February 12, 2016
Drop the mic- Pre-game,Halftime,Post-game Talks – Being a great gameday coach Part 6 of 8
We’ve all seen movies with powerful emotional pre-game, halftime, or post-game speeches given by the coach that inspired their team to play over their head and beat a Goliath-type opponent. So it’s easy to think this is what we should emulate to get our team fired up. Is this what the best coaches do? In my experience and observations, it is not. In fact, having done some of this early in my coaching days, it accomplishes just the opposite- it tightens the players up. Dave Cisar from Winning Youth Football discusses this in his book, stating:
‘I don’t go for much of the rah-rah stuff, and most of the very successful coaches I studied didn’t either’
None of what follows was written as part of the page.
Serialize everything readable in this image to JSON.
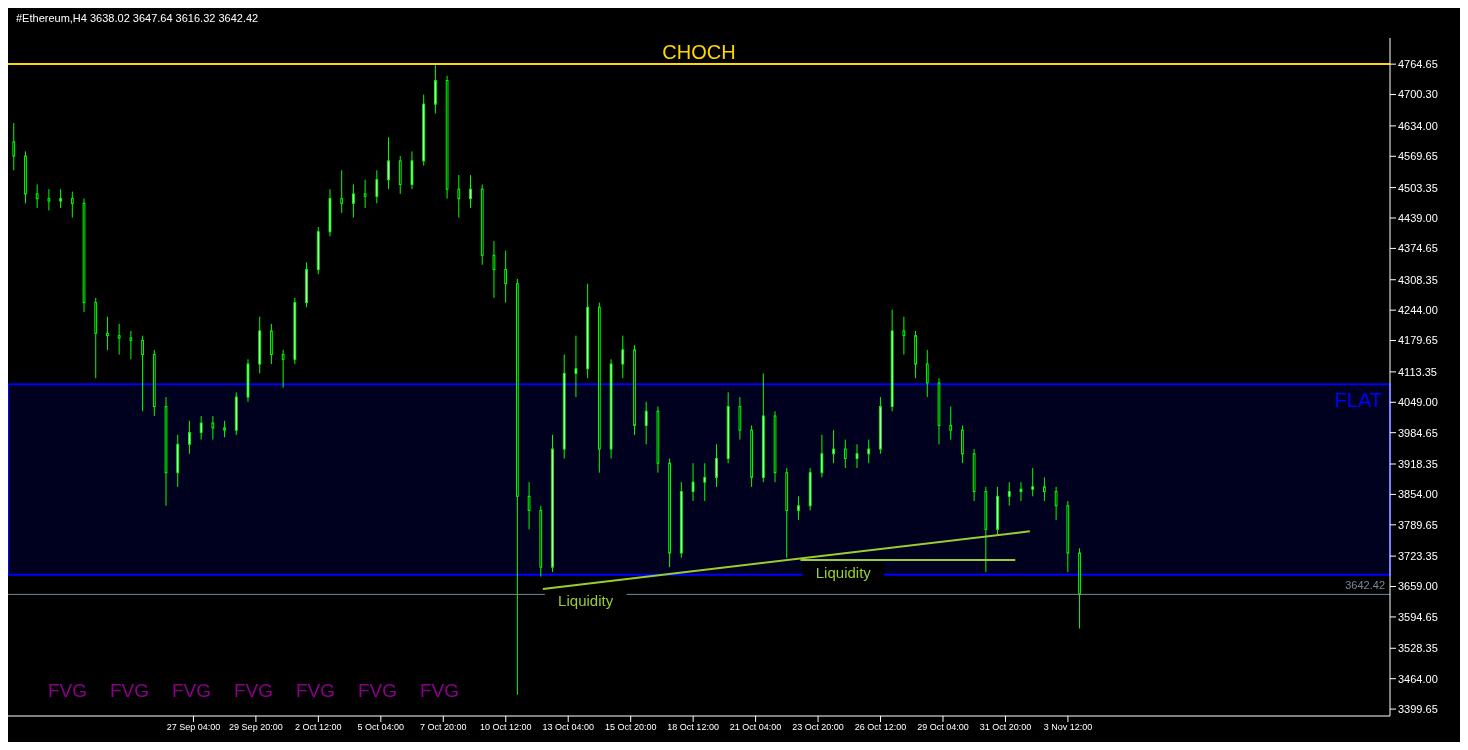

Alan Stein from the Hardwood Hustle podcast had a recent episode where he discussed the 3 things to focus on in any pre-game, halftime, or post-game talk:
- Be concise, no fluff
- Be intentional and purposeful with your words
- Be honest
Check out this podcast episode, really good info:
A practical application that works well:
- State your 2 or 3 goals for the game
- Remind specific players/groups of a particular focus for having success in that game. ‘Offensive line remember to communicate as this coach loves to move around his defensive linemen to try to confuse you’
- Have the players fist-bump their teammates and tell each other they believe in them and are playing for them, not themselves
- Be extremely brief. Remember post-game is typically not a good time to teach. Kids minds are tired and they usually know what they did wrong or right. And usually when you go back and watch film you’re not as bad as you think in a loss, and you’re not as good as you think in a win. Use gamefilm to truly analyze your performance and then make improvements in the next practice.
- Let 1 or 2 teammates recognize each other and acknowledge someone who they saw give extraordinary effort or teamwork
- Then… drop the mic. Let the kids go be kids.
I’ve heard differing opinions on whether to review how you did accomplishing your goals during your post-game talk. I do not. I do this at the start of my next practice. It is a great way to set the tone for your practice after you have had a chance to review the game on film. Then you can begin the practice by celebrating successes and talking about how you are going to fix shortcomings.